|Da Buddha, as he's called in Chicagoland. Yes, he's using cruise control. But mindfully. ;-)|
The temperature was in the 30's when I left Chicagoland. On my first morning in Twin Citiesland, it was 12. Of course the tire pressure warning light on the dashboard came on. I've learned to ignore this, and just drive more slowly until it gets warmer. On the run home, the temperature rose from 17 to the 30's again. Sure enough, the warning light turned off.
Of course I forgot my snow brush. But Twin Citiesland has industrial strength drive-thru car washes, with high-pressure and volume water. I watched one blow three inches of icy snow off a big F-250 4WD pickup that was in line ahead of me. Around here, this would be Misdemeaor Abuse of Paint and Rustproofing, punishable by, say, coffee and a super-sized muffin. But 3 more degrees of latitude changes "best practices" a lot.
Often, I make this run to bookend a long weekend, to minimize traffic. But this time I came back on Sunday. Holiday travelers and their Designated Representatives, left lane bandits, could not be avoided. What is it about certain stretches of Interstate? Like I-90/94 between the Illinois State Line and the Tomah split in WI? Or I-65 in Indiana? Always clogged, it seems. The Indiana and Ohio Turnpikes aren't. I-64 and I-75 in Kentucky aren't. It's not just traffic density, but I've no idea what the other factors are. It's puzzled me for years.

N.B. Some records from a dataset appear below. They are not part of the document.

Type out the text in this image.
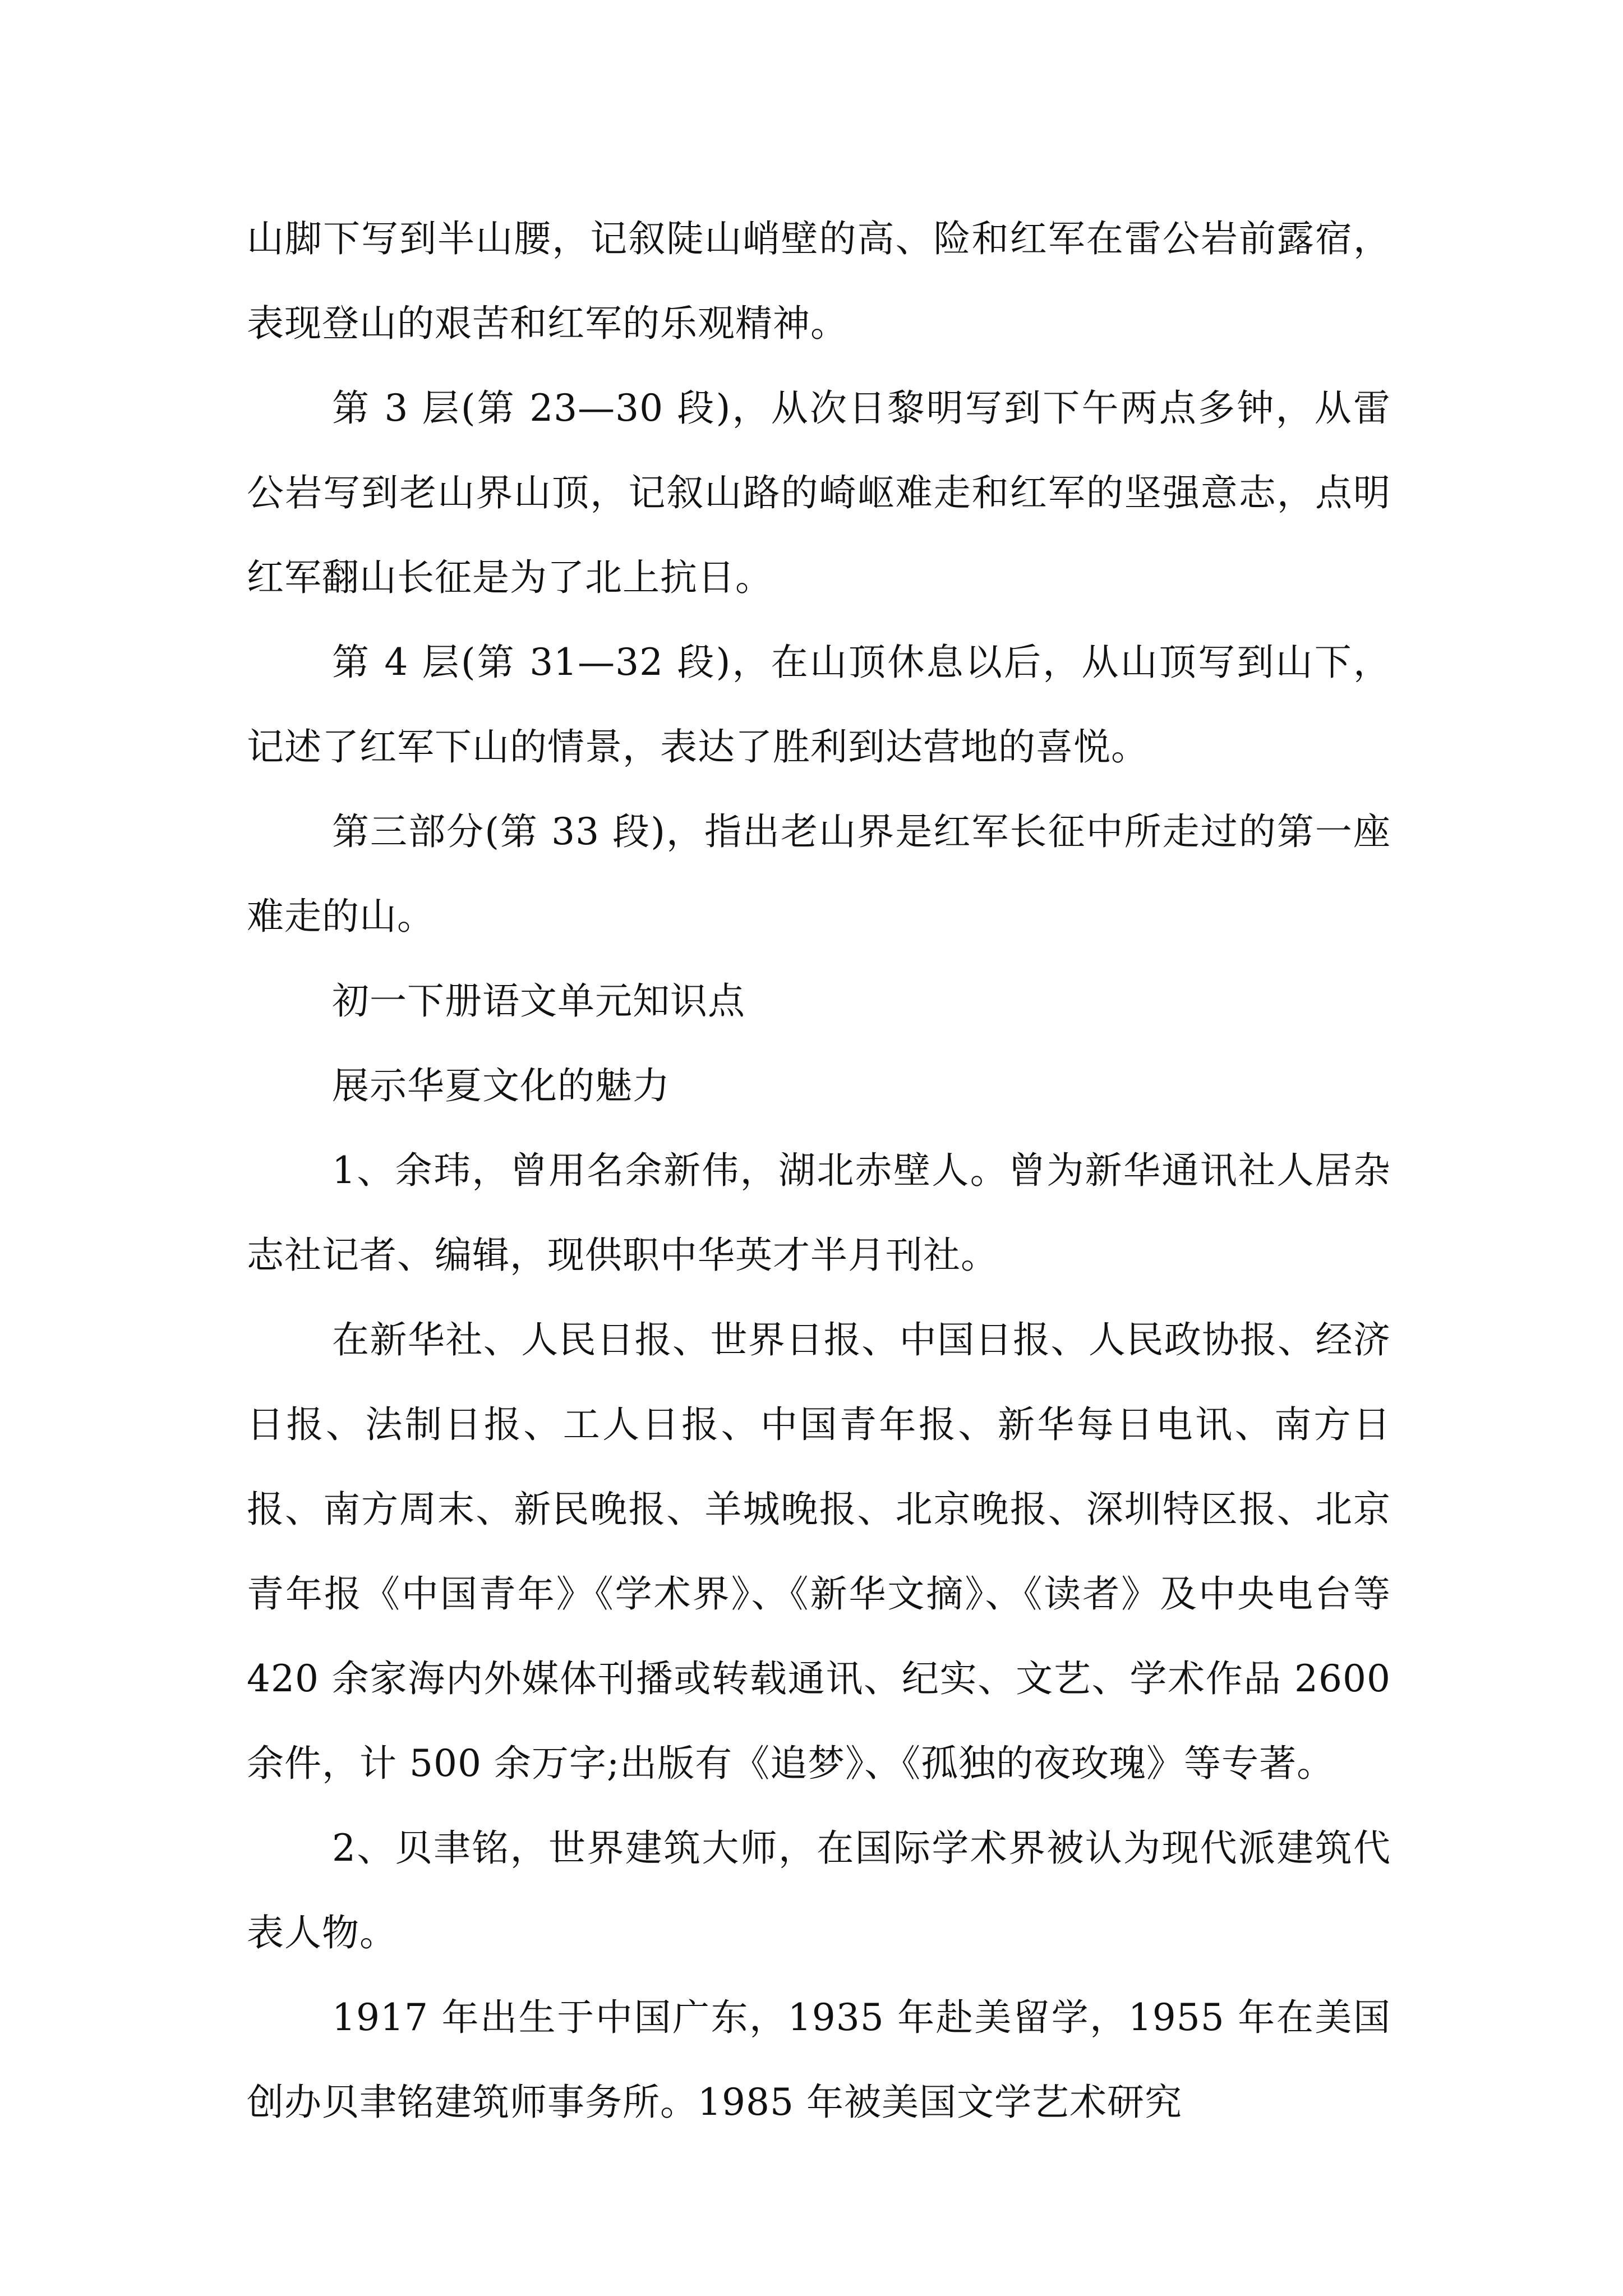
山脚下写到半山腰，记叙陡山峭壁的高、险和红军在雷公岩前露宿，表现登山的艰苦和红军的乐观精神。

第 3 层(第 23—30 段)，从次日黎明写到下午两点多钟，从雷公岩写到老山界山顶，记叙山路的崎岖难走和红军的坚强意志，点明红军翻山长征是为了北上抗日。

第 4 层(第 31—32 段)，在山顶休息以后，从山顶写到山下，记述了红军下山的情景，表达了胜利到达营地的喜悦。

第三部分(第 33 段)，指出老山界是红军长征中所走过的第一座难走的山。

初一下册语文单元知识点

展示华夏文化的魅力

1、余玮，曾用名余新伟，湖北赤壁人。曾为新华通讯社人居杂志社记者、编辑，现供职中华英才半月刊社。

在新华社、人民日报、世界日报、中国日报、人民政协报、经济日报、法制日报、工人日报、中国青年报、新华每日电讯、南方日报、南方周末、新民晚报、羊城晚报、北京晚报、深圳特区报、北京青年报《中国青年》《学术界》、《新华文摘》、《读者》及中央电台等 420 余家海内外媒体刊播或转载通讯、纪实、文艺、学术作品 2600 余件，计 500 余万字;出版有《追梦》、《孤独的夜玫瑰》等专著。

2、贝聿铭，世界建筑大师，在国际学术界被认为现代派建筑代表人物。

1917 年出生于中国广东，1935 年赴美留学，1955 年在美国创办贝聿铭建筑师事务所。1985 年被美国文学艺术研究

Nowadays, left lane bandits represent all States. It used to be that a plate ahead of you from New York, Michigan, or Illinois would be a dependable bird dog, flushing radar and parting the sea of traffic ahead. I still remember a Prairie Home Companion episode from the '80's in which Garrison Keillor said something like "Maybe Wisconsinites wouldn't resent Illinoisans so much if they didn't tear through the State at 80 m.p.h." Now, left lane bandits from IL, MI, and NY are as common as those from MD, VA, IN, or WI. I was embarrassed for the reputation of my State. ;-)
There is something Zen-like about a long road trip. You can approach one-ness with a good car and a good road. It's a satisfying state of mind. I rarely use the CD player or, perish the thought, the radio. I like to focus traffic, the road, and interaction with the car. People who won't learn to operate a manual transmission, or who by preference multi-task behind the wheel, are a mystery to me.